Mais uma vez foi realizada a prova do Exame Nacional de Desempenho dos Estudantes — ENADE e, mais uma vez, houve protestos, confusão e recomendação de boicote. Em Belém, para variar, até desforço físico. E tudo isso para quê? Por que o ENADE não avalia! Todavia, é o caso de perguntar, se não avalia, o que poderia ser usado como instrumento de avaliação? Penso que seria minimamente sensato, da parte dos opositores, oferecer uma proposta que pudesse ser apreciada. Mas se as coisas não mudaram na política estudantil nos últimos quinze anos, aposto que os queixosos são contra e nada têm a oferecer. Querem apenas acabar com a medida, já que é do governo.

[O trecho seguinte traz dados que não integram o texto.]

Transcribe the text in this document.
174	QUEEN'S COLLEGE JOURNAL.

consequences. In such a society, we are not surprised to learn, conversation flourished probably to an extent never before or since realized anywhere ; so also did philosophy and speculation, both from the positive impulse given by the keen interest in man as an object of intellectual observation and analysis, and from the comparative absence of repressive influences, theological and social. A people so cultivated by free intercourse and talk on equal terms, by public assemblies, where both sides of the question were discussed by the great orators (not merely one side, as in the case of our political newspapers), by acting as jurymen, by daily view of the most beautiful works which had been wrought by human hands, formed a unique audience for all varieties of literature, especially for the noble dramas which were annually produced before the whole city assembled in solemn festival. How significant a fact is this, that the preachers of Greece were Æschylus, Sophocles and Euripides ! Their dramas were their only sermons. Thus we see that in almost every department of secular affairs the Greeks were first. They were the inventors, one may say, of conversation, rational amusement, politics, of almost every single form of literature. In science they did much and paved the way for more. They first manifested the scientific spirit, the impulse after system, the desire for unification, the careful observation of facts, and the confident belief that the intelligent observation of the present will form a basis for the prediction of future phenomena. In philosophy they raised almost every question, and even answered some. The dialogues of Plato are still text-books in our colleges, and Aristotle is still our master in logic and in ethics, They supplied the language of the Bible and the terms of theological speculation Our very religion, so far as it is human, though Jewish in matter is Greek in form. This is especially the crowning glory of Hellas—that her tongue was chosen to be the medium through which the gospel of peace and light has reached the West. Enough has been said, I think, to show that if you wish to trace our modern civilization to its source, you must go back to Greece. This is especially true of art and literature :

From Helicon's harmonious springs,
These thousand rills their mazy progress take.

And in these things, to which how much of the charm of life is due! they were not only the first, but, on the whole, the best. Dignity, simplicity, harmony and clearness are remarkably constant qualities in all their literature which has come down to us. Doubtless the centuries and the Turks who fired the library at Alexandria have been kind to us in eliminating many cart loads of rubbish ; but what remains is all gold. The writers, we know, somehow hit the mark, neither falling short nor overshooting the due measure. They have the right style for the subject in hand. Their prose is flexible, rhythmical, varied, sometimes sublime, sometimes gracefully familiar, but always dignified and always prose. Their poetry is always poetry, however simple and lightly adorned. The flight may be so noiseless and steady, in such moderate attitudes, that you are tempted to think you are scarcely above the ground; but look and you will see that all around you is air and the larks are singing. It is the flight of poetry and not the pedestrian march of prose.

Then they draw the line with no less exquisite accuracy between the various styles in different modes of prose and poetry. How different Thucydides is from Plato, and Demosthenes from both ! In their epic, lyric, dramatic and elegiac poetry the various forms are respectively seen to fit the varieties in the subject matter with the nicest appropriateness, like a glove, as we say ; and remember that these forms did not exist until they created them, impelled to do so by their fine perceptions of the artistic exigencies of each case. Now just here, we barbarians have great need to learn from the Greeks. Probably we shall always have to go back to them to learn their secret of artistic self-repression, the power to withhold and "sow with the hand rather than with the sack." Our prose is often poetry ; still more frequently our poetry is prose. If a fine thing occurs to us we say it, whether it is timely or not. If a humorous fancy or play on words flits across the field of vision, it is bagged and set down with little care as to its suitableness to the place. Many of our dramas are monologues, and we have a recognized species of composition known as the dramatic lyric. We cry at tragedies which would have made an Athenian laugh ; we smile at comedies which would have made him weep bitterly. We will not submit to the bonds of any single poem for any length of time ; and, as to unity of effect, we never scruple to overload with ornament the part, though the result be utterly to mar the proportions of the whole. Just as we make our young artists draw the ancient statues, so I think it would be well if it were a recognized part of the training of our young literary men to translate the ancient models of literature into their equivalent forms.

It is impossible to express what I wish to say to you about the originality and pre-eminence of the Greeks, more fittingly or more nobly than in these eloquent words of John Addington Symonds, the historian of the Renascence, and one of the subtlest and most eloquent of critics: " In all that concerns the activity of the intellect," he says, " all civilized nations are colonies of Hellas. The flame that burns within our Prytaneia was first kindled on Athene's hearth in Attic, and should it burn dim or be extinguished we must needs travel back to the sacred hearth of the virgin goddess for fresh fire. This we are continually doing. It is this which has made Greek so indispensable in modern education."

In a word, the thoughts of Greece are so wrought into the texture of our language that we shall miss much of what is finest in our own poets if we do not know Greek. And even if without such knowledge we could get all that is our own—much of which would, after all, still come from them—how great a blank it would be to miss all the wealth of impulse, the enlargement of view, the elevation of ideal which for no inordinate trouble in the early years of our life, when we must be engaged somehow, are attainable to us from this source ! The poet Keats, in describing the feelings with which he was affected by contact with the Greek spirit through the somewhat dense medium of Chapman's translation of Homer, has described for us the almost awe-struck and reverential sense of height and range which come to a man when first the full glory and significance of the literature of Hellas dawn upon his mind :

Há muitos senões a se levantar quanto ao Sistema Nacional de Avaliação da Educação Superior — SINAES, mas considero um avanço haver uma política oficial com essa finalidade. E como toda avaliação, ela nunca é plena e definitiva, mas deve ser discutida durante o processo. Essa é a única forma de a medida ter uma chance de ser bem sucedida. Mas não para os revolucionários, claro.

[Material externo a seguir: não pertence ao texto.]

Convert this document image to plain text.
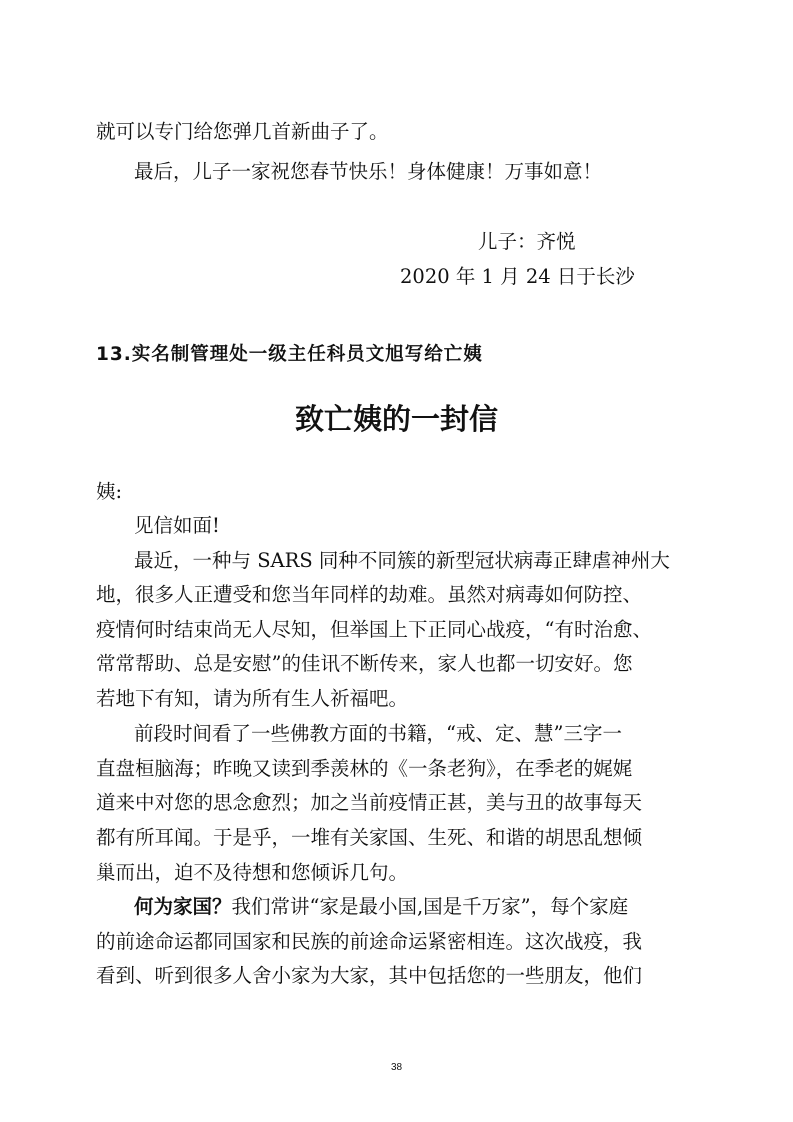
就可以专门给您弹几首新曲子了。
最后，儿子一家祝您春节快乐！身体健康！万事如意！
儿子：齐悦
2020 年 1 月 24 日于长沙
13.实名制管理处一级主任科员文旭写给亡姨
致亡姨的一封信
姨:
见信如面!
最近，一种与 SARS 同种不同簇的新型冠状病毒正肆虐神州大
地，很多人正遭受和您当年同样的劫难。虽然对病毒如何防控、
疫情何时结束尚无人尽知，但举国上下正同心战疫，“有时治愈、
常常帮助、总是安慰”的佳讯不断传来，家人也都一切安好。您
若地下有知，请为所有生人祈福吧。
前段时间看了一些佛教方面的书籍，“戒、定、慧”三字一
直盘桓脑海；昨晚又读到季羡林的《一条老狗》，在季老的娓娓
道来中对您的思念愈烈；加之当前疫情正甚，美与丑的故事每天
都有所耳闻。于是乎，一堆有关家国、生死、和谐的胡思乱想倾
巢而出，迫不及待想和您倾诉几句。
何为家国？我们常讲“家是最小国,国是千万家”，每个家庭
的前途命运都同国家和民族的前途命运紧密相连。这次战疫，我
看到、听到很多人舍小家为大家，其中包括您的一些朋友，他们
38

Considero justa, entretanto, a reclamação contra o impedimento imposto ao aluno faltoso, no que tange ao recebimento de sua documentação acadêmica. Primeiro porque cria distinção entre as pessoas, eis que não se trata de obrigação a todos imposta. Se sou selecionado, ganho o ônus de ter que realizar mais atos para concluir meu curso validamente do que os demais colegas. O maior argumento, contudo, diz respeito a possível ilegalidade. Afinal, ninguém é obrigado a submeter-se a imposições que não tenham como suporte a lei.
Em página específica na internet, o Instituto Nacional de Estudos e Pesquisas Educacionais Anísio Teixeira — INEP, vinculado ao Ministério da Educação e responsável pelo SINAES, informa que o ENADE "é componente curricular obrigatório dos cursos de graduação, sendo o registro de participação condição indispensável para a emissão do histórico escolar" e que "a participação do estudante selecionado no Enade é condição indispensável para a emissão do histórico escolar". Aduz que "o estudante selecionado que não realizou a prova não poderá receber o seu diploma enquanto não regularizar a sua situação junto ao Enade."
O exame é regulamentado pela Portaria n. 107, de 2004, cujo art. 6º determina que "Os estudantes selecionados pelo INEP para participarem do ENADE deverão comparecer e realizar, obrigatoriamente, o Exame, no dia e hora definidos em calendário, para terem o registro no seu histórico escolar sobre sua situação no ENADE, de acordo com o artigo 28 da Portaria Nº 2.051, de 09 de julho de 2004, do Ministro do Estado da Educação".
Ocorre que uma portaria não supre a exigência de lei, em sentido estrito, a menos que uma lei em sentido estrito autorize expressamente a emissão da tal portaria. E quando examinamos a Lei n. 10.861, de 2004, o que encontramos em seu art. 5º, § 5º, é o seguinte: "O ENADE é componente curricular obrigatório dos cursos de graduação, sendo inscrita no histórico escolar do estudante somente a sua situação regular com relação a essa obrigação, atestada pela sua efetiva participação ou, quando for o caso, dispensa oficial pelo Ministério da Educação, na forma estabelecida em regulamento."
Em suma, realmente fiquei com sérias dúvidas quanto à legalidade dessa obrigação.
2 comentários:
Seu argumento em relação à avaliação - melhor tê-la que não tê-la e, se é ruim, como poderia ser melhor? - me parece irretocável e sua crítica à posição "não, porque não" da militância estudantil é justa e precisa. Precisamos repetir essa crítica em todos os ambientes acadêmicos e em alto e bom som para que o maior número possível de alunos perceba o problema.
Sobre a questão da legalidade, os dispositivos que você listou parecem indicar que a medida da Portaria 107 é mesmo ilegal. Aliás, na medida em que viola a exigência de isonomia entre estudantes selecionados e não selecionados, fico em dúvida se até mesmo a Lei n. 10.861 poderia fixar essa obrigação. Seria constitucional?
Não sei, André, se o problema seria de constitucionalidade. Não me debrucei sobre essa questão. Mas quanto à legalidade sou tendente a fazer um juízo negativo. Não pelo fato em si, por enquanto, mas pelo menos devido ao instrumento normativo que previu a obrigação não ser o adequado. Até segunda ordem, uma ilegalidade sanável.